My friend Pat Carr is a smart, talented guy (Harvard MBA, president of his company). He’s also got a knack for describing ordinary things in a funny way. In Pat’s world, you’re not “white trash.” You’re “garbage blanc.” Everything sound better in French, n’est-ce pas? “Jerk” is “secousse.” “You cheating dog!” is “Vous êtes un chien de fraude!” Rotten cheese is “fromage putréfié.” Almost makes you wish you could have a torrid affair with a wheel of aged brie, doesn’t it?
Anyway, Pat created a term that I think deserves national exposure because it describes a certain persnickety breed of person: “Expert Elderly” (“Double E” for short). What makes someone an Expert Elderly? Surprisingly, age isn’t the only prerequisite. You can be 30 and a Double E. It’s all in your behavior and attitude.
Example: Double Es enjoy telling you what they’re doing, why it’s sensible, and why they don’t care if anyone else thinks they might look ridiculous: “Well, we’re wearing these satellite-dish-sized visors and sun block with an SPF of 720 even though it’s midnight because two percent of the damaging UV rays can still cause skin damage.” They love offering unsolicited child-rearing tips: “In my day, we beat our children with nail-spiked canes and they thanked us for it, but you go right ahead. Ask your child to ‘Use your angry words’ and see how far you get” (punctuated with a pursed-lip smirk). For them, bliss is reminding you how much easier your generation has it: “We didn’t have condos. We had cardboard shacks. Toilet paper? We used poison ivy. We ate mold for breakfast and squirrels boiled in used bathwater for dinner. It built character, but you wouldn’t know anything about that, with your fancy subzero fridge and Viking stove.” Double Es live to share their bargain-hunting hints: “Y’see, we get to the restaurant by 4:29 on ‘Fish Fry Tuesday’ so we can use the Early Bird coupons AND get free hot fudge sundaes.”

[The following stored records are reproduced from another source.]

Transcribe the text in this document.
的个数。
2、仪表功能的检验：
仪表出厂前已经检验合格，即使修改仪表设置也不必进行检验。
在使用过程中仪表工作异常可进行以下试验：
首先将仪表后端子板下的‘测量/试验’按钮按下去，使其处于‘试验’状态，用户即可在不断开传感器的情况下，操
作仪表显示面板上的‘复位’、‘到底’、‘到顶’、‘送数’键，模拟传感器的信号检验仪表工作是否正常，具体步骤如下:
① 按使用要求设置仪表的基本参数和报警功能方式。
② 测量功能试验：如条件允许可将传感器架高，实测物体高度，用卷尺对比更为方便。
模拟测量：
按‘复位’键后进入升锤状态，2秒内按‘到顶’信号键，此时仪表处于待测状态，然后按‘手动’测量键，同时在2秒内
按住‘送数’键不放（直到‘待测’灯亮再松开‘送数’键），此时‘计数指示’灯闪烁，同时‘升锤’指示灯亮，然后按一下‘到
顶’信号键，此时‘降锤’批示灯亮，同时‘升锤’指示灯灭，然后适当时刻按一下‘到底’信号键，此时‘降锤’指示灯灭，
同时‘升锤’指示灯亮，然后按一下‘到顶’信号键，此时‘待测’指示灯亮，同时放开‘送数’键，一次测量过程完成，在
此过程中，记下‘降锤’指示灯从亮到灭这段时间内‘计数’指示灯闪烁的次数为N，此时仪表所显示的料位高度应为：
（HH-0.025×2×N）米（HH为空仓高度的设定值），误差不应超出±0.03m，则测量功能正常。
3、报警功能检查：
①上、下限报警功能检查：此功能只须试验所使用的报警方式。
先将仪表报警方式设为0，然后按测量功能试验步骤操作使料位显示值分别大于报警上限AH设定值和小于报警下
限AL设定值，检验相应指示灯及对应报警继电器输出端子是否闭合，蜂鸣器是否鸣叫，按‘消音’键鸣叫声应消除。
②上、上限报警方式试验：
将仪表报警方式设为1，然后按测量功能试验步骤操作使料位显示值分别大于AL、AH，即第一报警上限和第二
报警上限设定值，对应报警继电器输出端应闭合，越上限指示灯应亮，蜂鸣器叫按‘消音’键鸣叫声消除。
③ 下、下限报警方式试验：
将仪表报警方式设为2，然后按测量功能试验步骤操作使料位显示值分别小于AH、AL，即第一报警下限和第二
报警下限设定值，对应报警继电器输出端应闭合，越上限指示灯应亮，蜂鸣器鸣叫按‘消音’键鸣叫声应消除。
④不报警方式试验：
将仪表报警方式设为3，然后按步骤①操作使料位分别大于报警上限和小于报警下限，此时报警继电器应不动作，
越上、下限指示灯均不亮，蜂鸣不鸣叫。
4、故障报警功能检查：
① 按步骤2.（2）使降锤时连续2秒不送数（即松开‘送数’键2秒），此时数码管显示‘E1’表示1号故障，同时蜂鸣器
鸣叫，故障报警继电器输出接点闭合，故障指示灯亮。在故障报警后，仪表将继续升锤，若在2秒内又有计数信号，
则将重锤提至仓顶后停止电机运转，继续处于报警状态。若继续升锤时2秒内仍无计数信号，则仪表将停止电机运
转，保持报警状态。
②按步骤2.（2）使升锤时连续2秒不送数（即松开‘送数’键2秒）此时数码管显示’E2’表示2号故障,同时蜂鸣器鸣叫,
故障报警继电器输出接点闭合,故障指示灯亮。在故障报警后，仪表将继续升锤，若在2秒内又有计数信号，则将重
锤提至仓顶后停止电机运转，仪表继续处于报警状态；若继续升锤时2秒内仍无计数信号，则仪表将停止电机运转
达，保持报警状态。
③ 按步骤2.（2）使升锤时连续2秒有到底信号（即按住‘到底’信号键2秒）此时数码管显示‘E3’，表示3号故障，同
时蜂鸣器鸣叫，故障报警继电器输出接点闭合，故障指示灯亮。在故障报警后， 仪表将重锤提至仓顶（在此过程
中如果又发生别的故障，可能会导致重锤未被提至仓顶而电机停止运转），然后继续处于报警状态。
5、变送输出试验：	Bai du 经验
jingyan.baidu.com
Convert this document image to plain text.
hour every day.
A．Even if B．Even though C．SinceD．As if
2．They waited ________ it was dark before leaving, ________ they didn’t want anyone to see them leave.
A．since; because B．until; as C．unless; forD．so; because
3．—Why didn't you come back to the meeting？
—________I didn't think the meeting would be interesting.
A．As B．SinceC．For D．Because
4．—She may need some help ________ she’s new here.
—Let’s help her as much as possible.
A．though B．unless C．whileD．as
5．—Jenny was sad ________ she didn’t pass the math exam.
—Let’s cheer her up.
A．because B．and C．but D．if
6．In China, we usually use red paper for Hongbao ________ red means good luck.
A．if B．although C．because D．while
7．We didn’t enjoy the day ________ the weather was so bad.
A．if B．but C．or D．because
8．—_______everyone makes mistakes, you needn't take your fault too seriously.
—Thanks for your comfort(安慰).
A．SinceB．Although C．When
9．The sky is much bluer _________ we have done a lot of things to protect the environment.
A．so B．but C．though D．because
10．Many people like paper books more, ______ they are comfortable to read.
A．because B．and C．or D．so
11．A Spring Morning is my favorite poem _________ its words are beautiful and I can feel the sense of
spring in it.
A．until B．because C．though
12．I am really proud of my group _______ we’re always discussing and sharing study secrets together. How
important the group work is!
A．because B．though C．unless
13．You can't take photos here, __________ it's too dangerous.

To my dismay, I sometimes find myself exhibiting Early Onset Double E symptoms, even though I’m decades away from qualifying for the senior discount. John and I will be driving along, and I’ll see a bicyclist dart out from nowhere, or a motorist passing us on the right. When I was younger, I’d be too busy singing along with Madonna to notice. Not now. Instantly, I’ll blurt out, “Look at that guy!” which is the opening line of a rant that invariably ends with, “...and he’ll be sorry when he’s brain dead!” or “What’s his license plate number? I have half a mind to call the police and report him!”
Come to think of it…those dudes could be Double Es rushing to make the Early Bird cut-off. We’d better let them pass. They get so violent when the tartar sauce runs out.